За день до сочельника исчез Хенниг. Его жена звонила нам в полной растерянности. Он хоть и не оставил никакого письма, но привел все страховые полисы и бумаги в порядок и выложил их на кухонном столе так, что это выглядело как последнее «Прости!».

Она пока не хотела подключать полицию, может быть после Рождества?

На следующий за Рождеством день Хенниг вернулся. По его словам, он успел побывать в той гессигской деревне, где когда-то вырос. И из-за своего разваливающегося брака, депрессии, старости, страха перед болезнью хотел сброситься с водонапорной башни, с той, на которую так часто поднимался ребенком. Был бы рад свести счеты с жизнью.

Вот только под Рождество водонапорную башню превратили в огромную красную свечу — наверх было нельзя. Ну и вниз, чтобы умереть, следовательно, тоже.

Не повезло.

Косметика

Ингрид за пятьдесят и все же она еще очень хороша. Но можно только догадываться, какая уйма времени уходит у нее каждое утро, чтобы эту красоту поддерживать. Тут много косметики, волосы старательно взбиты, ресницы подведены, на Ингрид все всегда идеально сидит, никто не видел ее другой.

Никто и не должен видеть ее другой. Поэтому с утра в понедельник около девяти она звонит своему соседу Гарри.

— Гарри, — просит она, — ты не мог бы забрать мусорный бачок у меня со двора и выставить на улицу, а то сегодня ведь собирают мусор, а я вчера вечером позабыла, ну пожалуйста!

— Хорошо, — говорит Гарри, — сейчас сделаю, а ты сама-то, что, приболела?

— Нет, — говорит Ингрид, — я еще не накрашена.

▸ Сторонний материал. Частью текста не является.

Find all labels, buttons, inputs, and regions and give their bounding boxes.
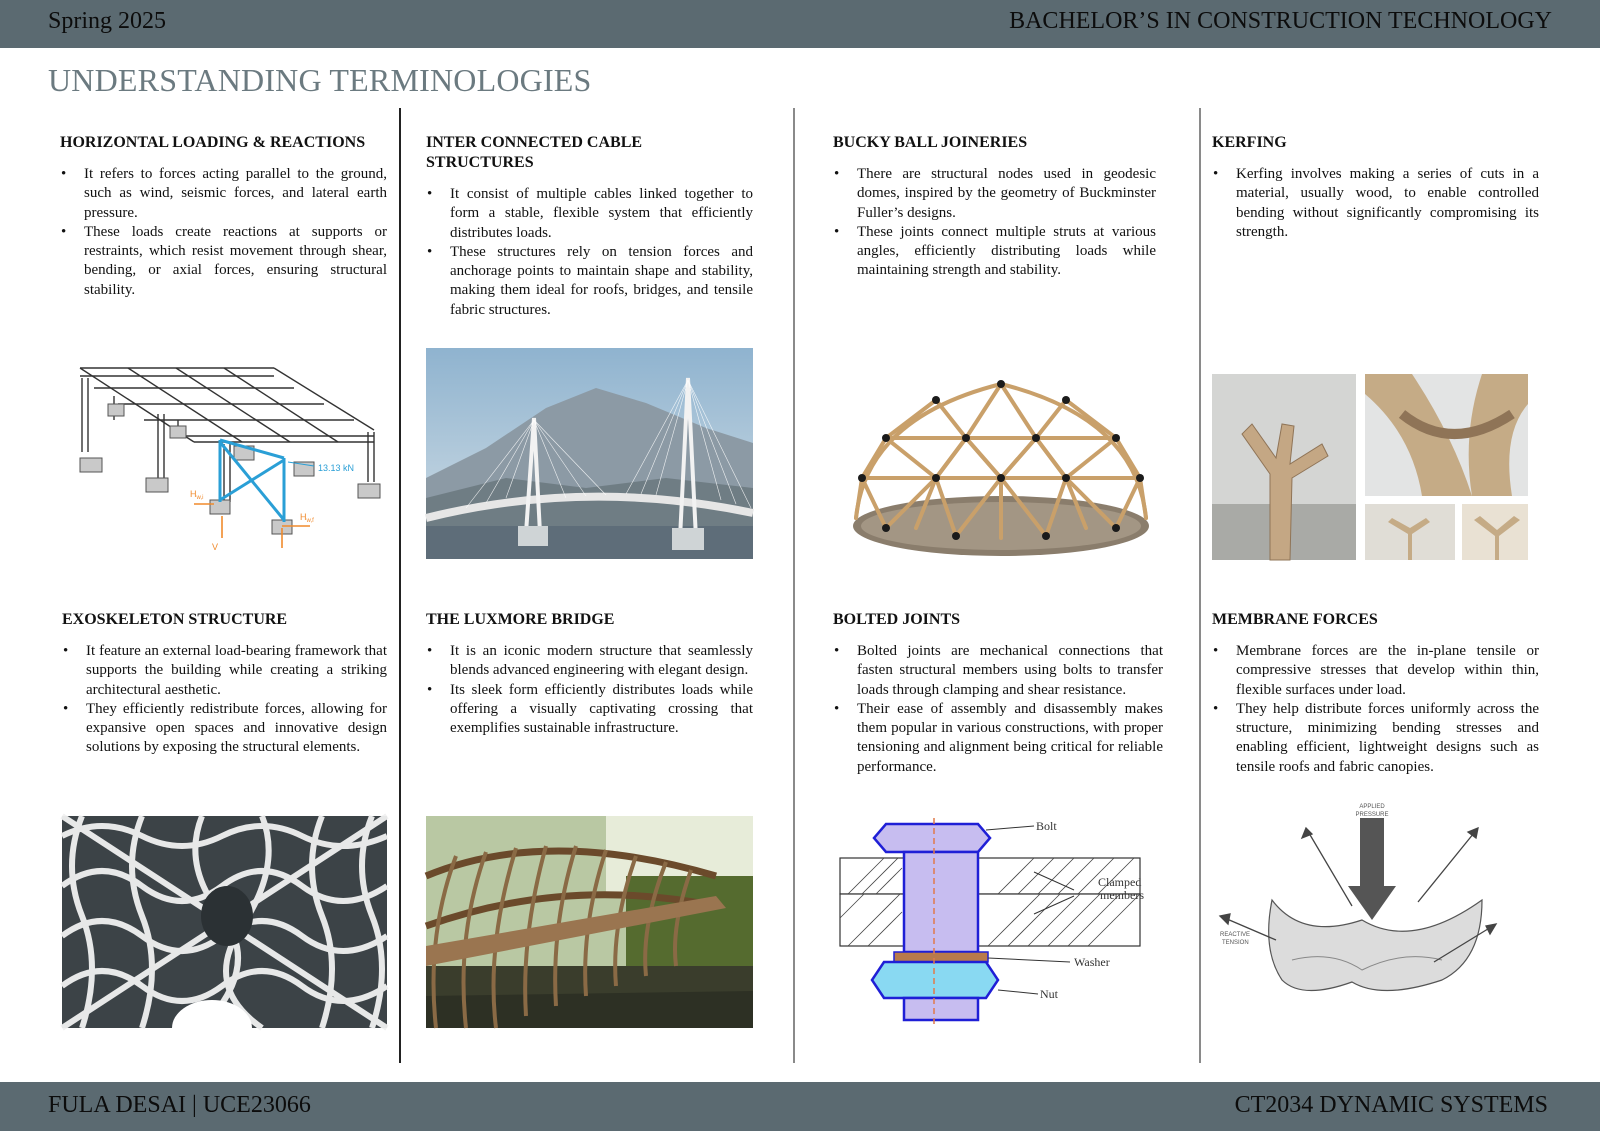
bullet-item: • Its sleek form efficiently distributes loads while offering a visually captivating crossing that exemplifies sustainable infrastructure. [426,681,753,739]
cable-bridge-photo [426,348,753,559]
reaction-h-subscript: w,i [196,495,204,501]
bullet-item: • They help distribute forces uniformly across the structure, minimizing bending stresses and enabling efficient, lightweight designs such as tensile roofs and fabric canopies. [1212,700,1539,777]
section-kerfing [1212,133,1539,242]
section-bolted-joints [833,610,1163,777]
section-title: HORIZONTAL LOADING & REACTIONS [60,134,366,151]
bullet-list [833,165,1156,281]
bullet-list [1212,642,1539,777]
section-membrane-forces [1212,610,1539,777]
svg-text:Hw,f [300,512,314,524]
svg-text:Hw,i [190,489,204,501]
section-luxmore-bridge [426,610,753,738]
column-divider-1 [399,108,401,1063]
section-title: BUCKY BALL JOINERIES [833,134,1028,151]
force-label: 13.13 kN [318,463,355,473]
course-label: CT2034 DYNAMIC SYSTEMS [1234,1092,1548,1118]
bullet-list [426,642,753,738]
tension-label-1: REACTIVE [1220,932,1251,938]
luxmore-bridge-photo [426,816,753,1028]
bullet-item: • These structures rely on tension forces and anchorage points to maintain shape and stability, making them ideal for roofs, bridges, and tensile fabric structures. [426,243,753,320]
bullet-item: • These joints connect multiple struts at various angles, efficiently distributing loads while maintaining strength and stability. [833,223,1156,281]
nut-label: Nut [1040,987,1058,1001]
page-title: UNDERSTANDING TERMINOLOGIES [48,62,592,98]
bullet-item: • These loads create reactions at supports or restraints, which resist movement through shear, bending, or axial forces, ensuring structural stability. [60,223,387,300]
members-label: members [1100,888,1144,902]
section-horizontal-loading [60,133,387,300]
geodesic-dome-photo [846,378,1156,560]
bullet-item: • It consist of multiple cables linked together to form a stable, flexible system that efficiently distributes loads. [426,185,753,243]
membrane-forces-diagram [1212,804,1536,1010]
bullet-list [60,165,387,300]
bullet-item: • It feature an external load-bearing framework that supports the building while creating a striking architectural aesthetic. [62,642,387,700]
footer-bar [0,1082,1600,1131]
bolted-joint-diagram [838,818,1164,1028]
section-title: KERFING [1212,134,1287,151]
bullet-list [62,642,387,758]
section-cable-structures [426,133,753,320]
pressure-label-1: APPLIED [1359,804,1385,810]
bullet-list [833,642,1163,777]
bullet-list [426,185,753,320]
section-title: MEMBRANE FORCES [1212,611,1378,628]
bullet-list [1212,165,1539,242]
reaction-h-subscript: w,f [306,518,314,524]
bullet-item: • It refers to forces acting parallel to the ground, such as wind, seismic forces, and lateral earth pressure. [60,165,387,223]
section-exoskeleton [62,610,387,758]
section-title: EXOSKELETON STRUCTURE [62,611,288,628]
tension-label-2: TENSION [1222,940,1249,946]
bullet-item: • Kerfing involves making a series of cuts in a material, usually wood, to enable controlled bending without significantly compromising its strength. [1212,165,1539,242]
section-title: INTER CONNECTED CABLE STRUCTURES [426,134,643,171]
reaction-v-label: V [212,542,219,552]
bullet-item: • It is an iconic modern structure that seamlessly blends advanced engineering with elegant design. [426,642,753,681]
semester-label: Spring 2025 [48,8,167,34]
clamped-label: Clamped [1098,875,1142,889]
author-label: FULA DESAI | UCE23066 [48,1092,311,1118]
bullet-item: • They efficiently redistribute forces, allowing for expansive open spaces and innovative design solutions by exposing the structural elements. [62,700,387,758]
program-title: BACHELOR’S IN CONSTRUCTION TECHNOLOGY [1009,8,1552,34]
bullet-item: • Their ease of assembly and disassembly makes them popular in various constructions, with proper tensioning and alignment being critical for reliable performance. [833,700,1163,777]
reaction-h-label: H [190,489,197,499]
section-bucky-ball [833,133,1156,281]
washer-label: Washer [1074,955,1110,969]
pressure-label-2: PRESSURE [1355,812,1389,818]
kerfing-photo-collage [1212,374,1536,560]
exoskeleton-facade-photo [62,816,387,1028]
reaction-h-label: H [300,512,307,522]
frame-structure-diagram [74,362,390,552]
header-bar [0,0,1600,48]
section-title: THE LUXMORE BRIDGE [426,611,615,628]
bullet-item: • Bolted joints are mechanical connections that fasten structural members using bolts to transfer loads through clamping and shear resistance. [833,642,1163,700]
section-title: BOLTED JOINTS [833,611,961,628]
bolt-label: Bolt [1036,819,1057,833]
column-divider-3 [1199,108,1201,1063]
column-divider-2 [793,108,795,1063]
bullet-item: • Membrane forces are the in-plane tensile or compressive stresses that develop within thin, flexible surfaces under load. [1212,642,1539,700]
bullet-item: • There are structural nodes used in geodesic domes, inspired by the geometry of Buckminster Fuller’s designs. [833,165,1156,223]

Меня может кто-нибудь увидеть.

Теперь мы не только догадываемся, мы знаем, сколько ей нужно времени, чтобы стать той Ингрид, которая всем нам знакома.

Но этого не смеет знать даже мусорный бачок.

Архив

У меня есть склонность все собирать и хранить, а сейчас, когда мне уже за семьдесят, я начала все разбирать, перетряхивать и выкидывать. Мне не хочется обременять тех, кого люблю, столь обстоятельным архивом моей жизни. Письма времен юности, дневники, статьи, написанные на протяжении всей моей журналистской карьеры, статьи написанные обо мне самой, я всё сберегла. Это, по большей части, отправляется в просторные синие мешки для мусора. Я всегда восхищалась Сьюзен Сонтаг и Йоко Оно, Джоном Ленноном и Крисом Кристоферсоном, хранила горы их интервью и фотографий — на вынос! Сьюзен Сонтаг и Джон Леннон умерли, Крис Кристоферсон напоминает мне об одной любви, которой больше нет, Йоко Оно ровно на десять лет старше меня и все еще пример для подражания. Она старится бестревожно и величественно, и я тоже так хочу: стариться без страданий, ясно и честно, с пониманием и с морщинами.